Car il y a bien, chaque fois, une spécificité, une unicité. La juive tient à tout un héritage d’enseignement non du « mépris », comme disait Jules Isaac, mais de la haine. Un héritage théologico-politique qui s’est biologisé, radicalisé, selon une rhétorique remarquable d’inversion : la haine contre ce que Hegel appelait la religion de la haine opposée à la religion de l’amour – le christianisme. Même rhétorique de l’inversion et je la mentionne parce qu’elle est essentielle, dans l’utilisation des Protocoles des Sages de Sion : une réelle volonté de destruction de ceux à qui on impute cette volonté de destruction. C’est la continuité de l’antijudaïsme chrétien à l’antisémitisme du XIXe siècle, qui aboutit à une radicalisation d’hygiène populiste avec Hitler et Vichy. Parfaitement nommée « solution finale ».
Au passage, puisqu’on en est aux commémorations, je propose qu’on organise un centenaire des Protocoles des Sages de Sion : 1905. Ce serait une occasion unique à saisir pour montrer à tous la bête immonde, et son utilisation par une autre rhétorique d’inversion, tout actuelle, la même et pas la même. Sans oublier que ce sont les arabes chrétiens qui, vers 1920, ont traduit en arabe cette Bible du tuez-le-juif.
Là-dessus, deux problèmes. L’un est que le choix d’un mot hébreu pour désigner la « solution finale » de siècles de haine fait dire dans la langue emblématique des victimes un acte entièrement imputable aux hygiénistes de la race. Ce n’était pas la langue de ceux qu’on a massacrés. L’hébreu leur était une langue liturgique. Sans parler des enfants, dont beaucoup ne parlaient pas encore, mais Drieu La Rochelle avait dit de ne pas oublier « les petits ». Nommer cet acte en allemand, Endlösung, serait aussi faire offense à ceux qui ont les premiers rempli les camps, et la langue allemande n’y est pour rien.
L’autre problème, dans ce mot empoisonné, c’est une victimisation tout aussi totalitaire que le massacre: ce qu’Ami Bouganim appelle le « traumatisme de la shoa », dans Le juif égaré (Desclée de Brouwer, 1990). On retrouve l’interdit énoncé par Adorno en 1949, qu’il serait barbare et impossible d’écrire des poèmes après Auschwitz.
Ainsi shoah condense un « culte du souvenir » qui s’est mis à dévorer ce qui reste de vivant chez les survivants.
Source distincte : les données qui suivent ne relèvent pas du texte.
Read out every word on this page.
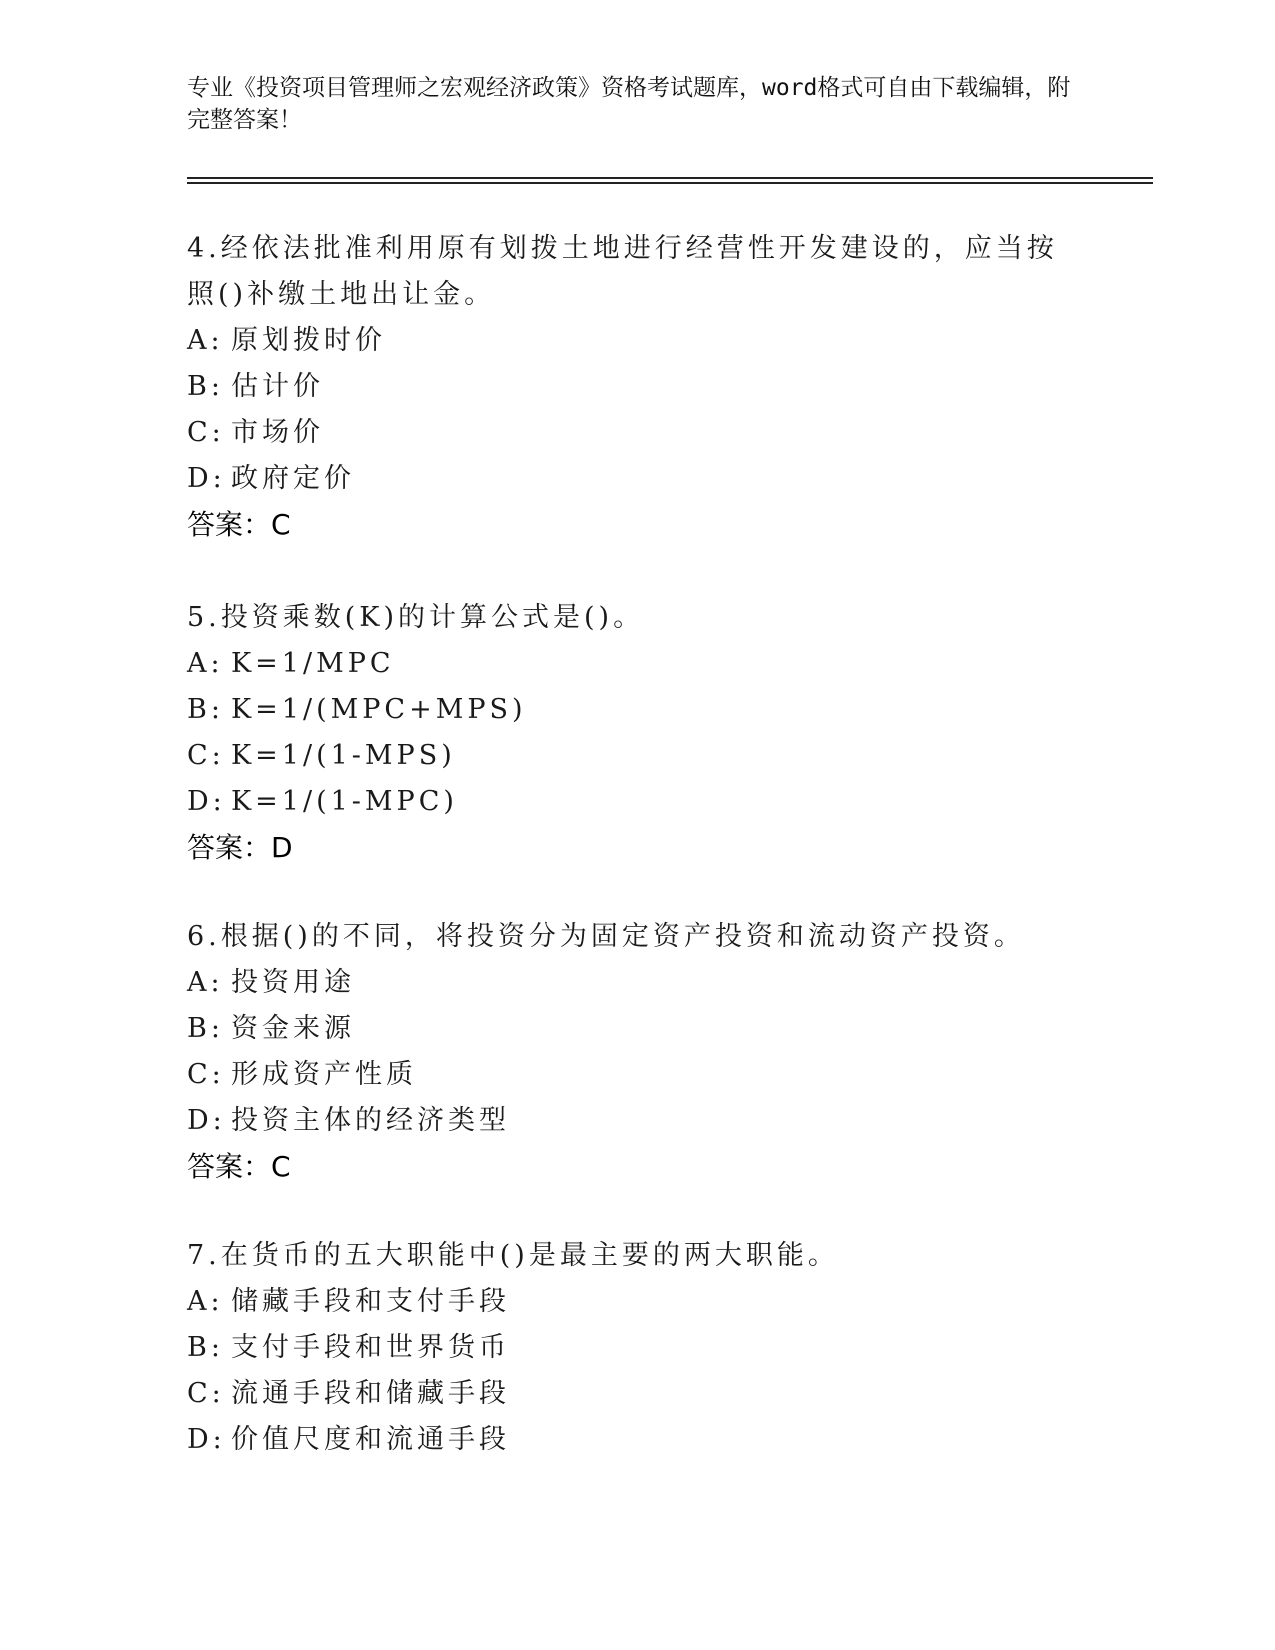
专业《投资项目管理师之宏观经济政策》资格考试题库，word格式可自由下载编辑，附完整答案！
4.经依法批准利用原有划拨土地进行经营性开发建设的，应当按照()补缴土地出让金。
A: 原划拨时价
B: 估计价
C: 市场价
D: 政府定价
答案：C
5.投资乘数(K)的计算公式是()。
A: K=1/MPC
B: K=1/(MPC+MPS)
C: K=1/(1-MPS)
D: K=1/(1-MPC)
答案：D
6.根据()的不同，将投资分为固定资产投资和流动资产投资。
A: 投资用途
B: 资金来源
C: 形成资产性质
D: 投资主体的经济类型
答案：C
7.在货币的五大职能中()是最主要的两大职能。
A: 储藏手段和支付手段
B: 支付手段和世界货币
C: 流通手段和储藏手段
D: 价值尺度和流通手段
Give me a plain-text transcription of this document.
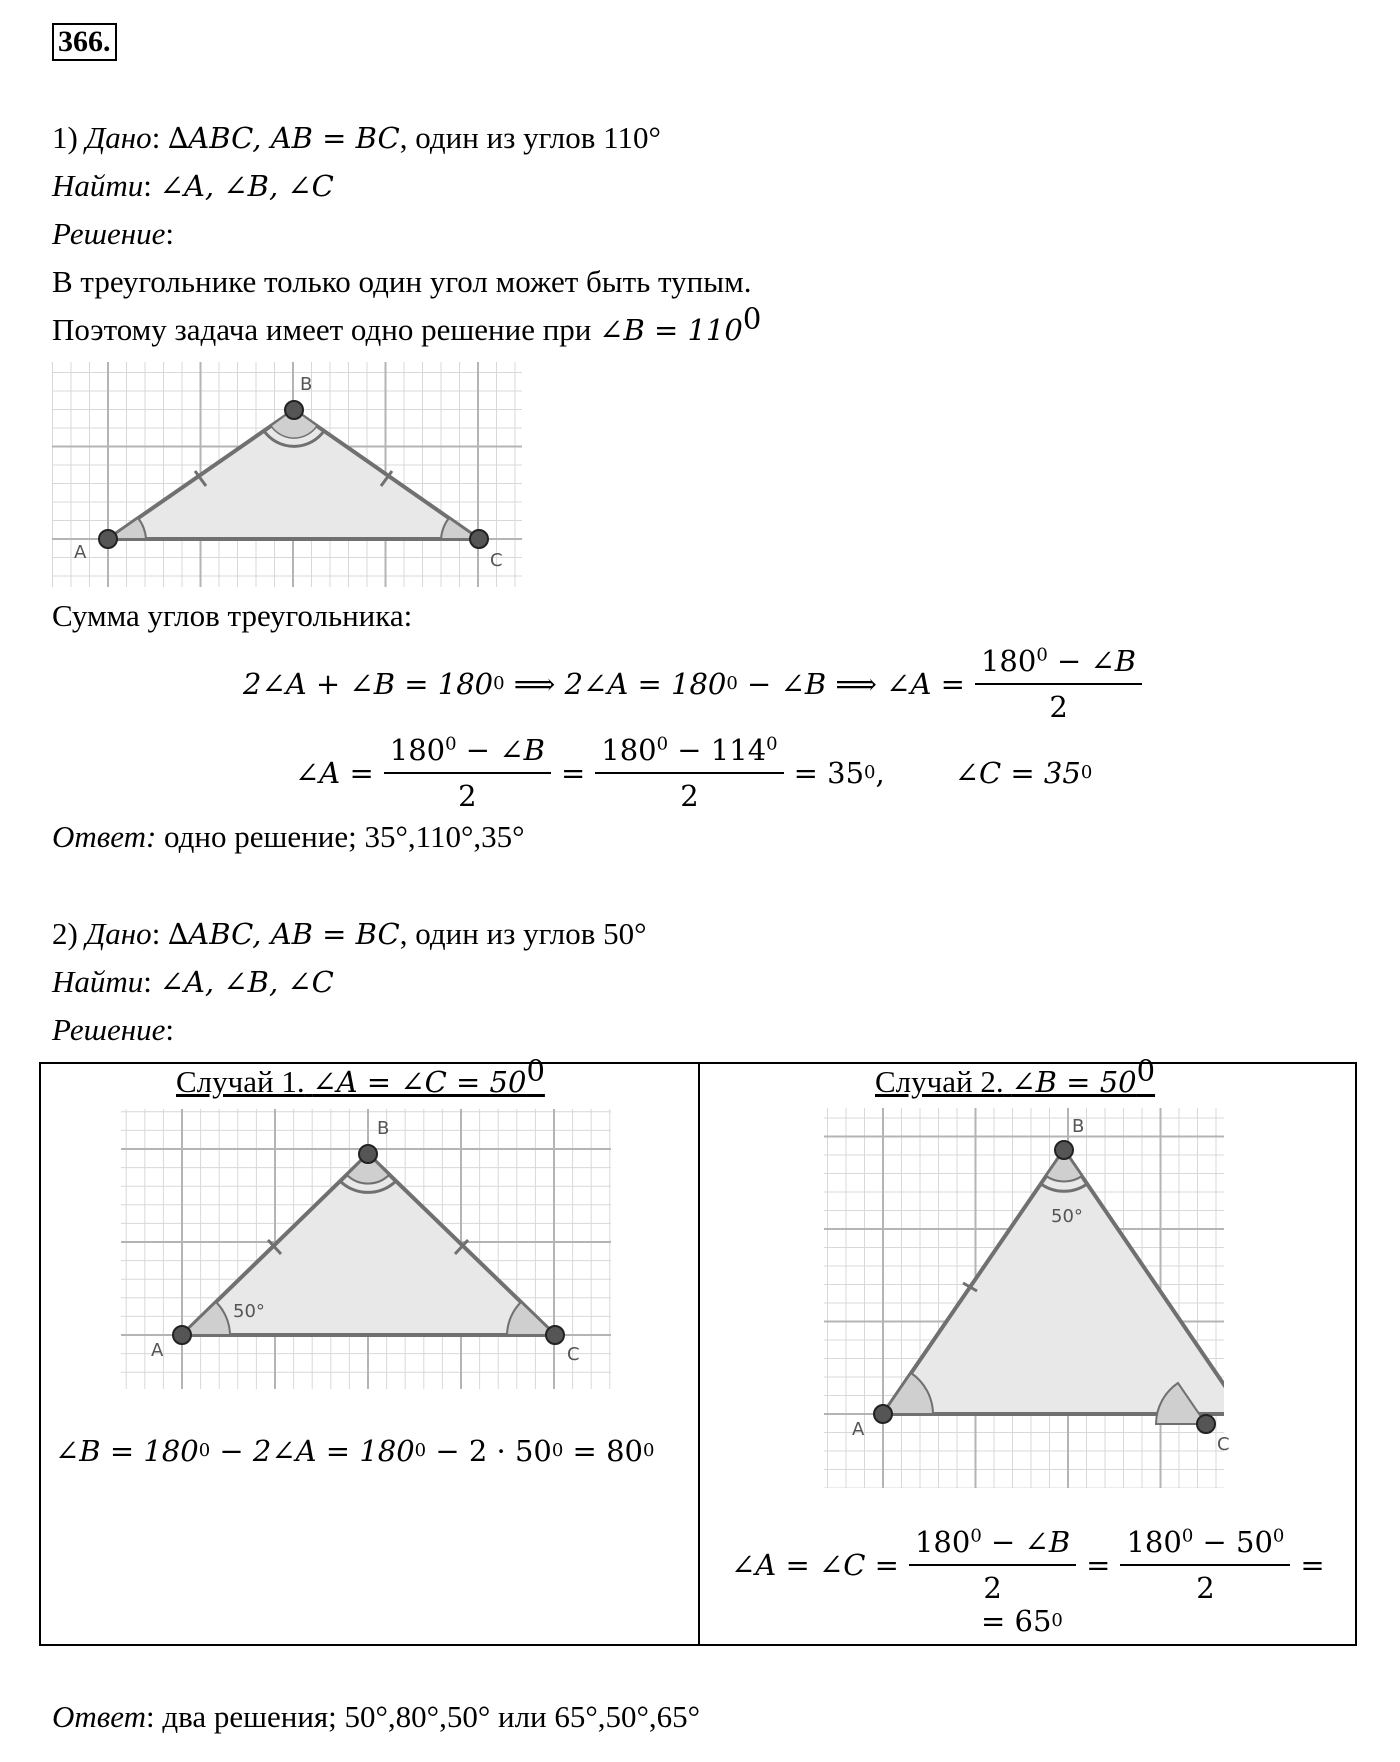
366.
1) Дано: ∆ABC, AB = BC, один из углов 110°
Найти: ∠A, ∠B, ∠C
Решение:
В треугольнике только один угол может быть тупым.
Поэтому задача имеет одно решение при ∠B = $110^0$
A
B
C
Сумма углов треугольника:
2∠A + ∠B = 180 0 ⟹ 2∠A = 180 0 − ∠B ⟹ ∠A = $\frac{180^0 - \angle B}{2}$
∠A = $\frac{180^0 - \angle B}{2} = \frac{180^0 - 114^0}{2} = 35$ 0 , ∠C = 35 0
Ответ: одно решение; 35°,110°,35°
2) Дано: ∆ABC, AB = BC, один из углов 50°
Найти: ∠A, ∠B, ∠C
Решение:
Случай 1. ∠A = ∠C = $50^0$
A
B
C
50°
∠B = 180 0 − 2∠A = 180 0 − 2 · 50 0 = 80 0
Случай 2. ∠B = $50^0$
A
B
50°
C
∠A = ∠C = $\frac{180^0 - \angle B}{2} = \frac{180^0 - 50^0}{2}$ =
= 65 0
Ответ: два решения; 50°,80°,50° или 65°,50°,65°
Le procès apparemment fait à un mot porte sur tout ce qui porte ce mot, comme dit Yeshayahu Leibowitz : « La grande erreur d’aujourd'hui consiste à faire de la Shoah la question centrale à propos de tout ce qui concerne le peuple juif », et la Shoah est devenue ainsi pour certains « le substitut du judaïsme» (dans Israël et judaïsme, Desclée de Brouwer, 1996).
Le mot ramasse ce qu’on a appelé « la question juive ». Qui est tout sauf juive. Une fois de plus, comme écrivait Hegel, les Juifs n’ont pas d’histoire, n’ayant que celle de leur martyre.
Alors, pour lutter contre les rhétoriques d’inversion et de dénégation liées à la victimisation, qu’énonçait déjà Rudolf Hoess, le chef du camp d’Auschwitz, dans ses mémoires, quand il disait que de cette extermination (inachevée) ce seraient encore les Juifs qui en tireraient le plus de profit, et comme tout ce qui touche au langage touche à l’éthique d’une société, donc à sa politique, je proposerais, pour qu’au moins une fois on l’entende, qu’on laisse le mot « shoah » aux poubelles de l’histoire.
Raul Hilberg ne s’en embarrassait pas, dans son livre La destruction des juifs d’Europe. Et lui ne voulait pas du terme d’« extermination ». Il y a eu, et il y a encore, une purulence humaine qui a voulu et qui veut la mort des Juifs. Il n’y a pas besoin d’un mot hébreu pour le dire. On peut le dire dans toutes les langues avec des mots qui disent ce qu’ils veulent dire, et dont chacun connaît le sens.
Le mot « shoah », avec sa majuscule qui l’essentialise, contient et maintient l’accomplissement du théologico-politique, la solution finale du « peuple déicide » pour être le vrai peuple élu. Il serait plus sain pour le langage que ce mot ne soit plus un jour que le titre d’un film.
HENRI MESCHONNIC, poète, essayiste, traducteur de la Bible, professeur émérite à l’Université Paris-8.